The dramatis personae includes many of the characters who made contributions to Bob’s life, from Mortimer Planno, the Rasta philosopher, through Joe Higgs, his musical mentor, and Gilly the cook to Neville Garrick, the brilliant graphic designer, who died last year. And, of course, the musicians, who populate the scenes in rehearsals and recording studios that bring the songs from Exodus fully to life. It helps to have Aston Barrett Jr, one of Family Man’s sons, playing bass, but the actor-musicians playing Tyrone Downie, Carlton Barrett, Seeco Patterson, Junior Marvin and the rest are completely convincing, as is the depiction of the atmosphere within Island’s London studios.

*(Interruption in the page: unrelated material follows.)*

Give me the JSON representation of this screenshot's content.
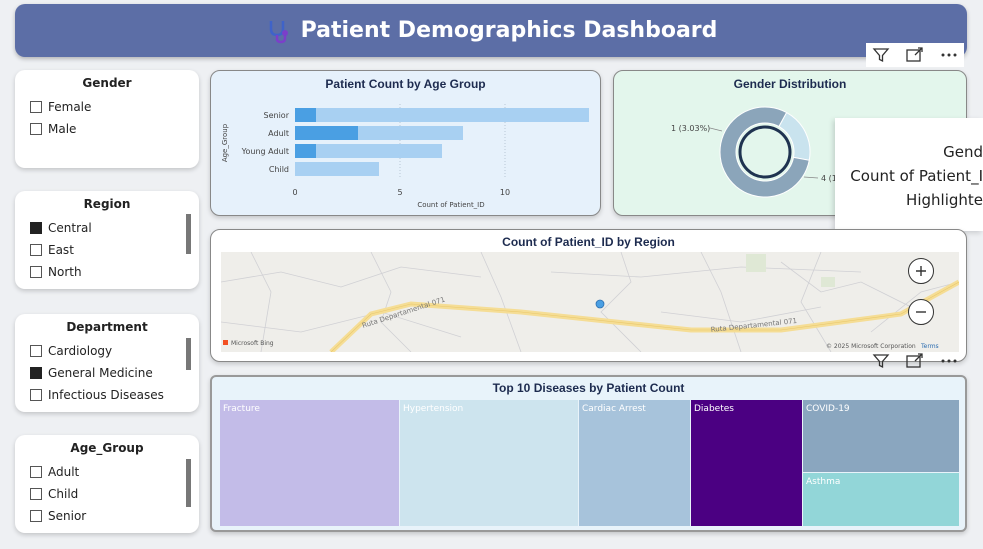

The film is unfair, I think, on Chris Blackwell, who is played by James Norton — a reasonable match in visual terms, but coming across as far smoother and more superficial and ingratiating than the real thing. Blackwell’s concentration on Marley’s career eventually brought him the enmity of Bunny Livingston and Peter Tosh, but his vision and commitment created the opportunity for Jamaican music, spearheaded by the Wailers, to establish itself as a creative contributor to the music of the world.

But, you know, this is a story about black creativity and culture, told for once by black people, and if it’s the white people — record executives, promotion people and journalists — who look like the outsiders, then that’s more than fine. The use throughout of unsubtitled Jamaican patois is a way of making people like me aware that we’re being invited to enter another world.

And, of course, you come out of the cinema with the music in your ears, brilliantly rendered: the war cries and lamentations and songs of seduction and redemption, all still gloriously full of that defiant sweetness.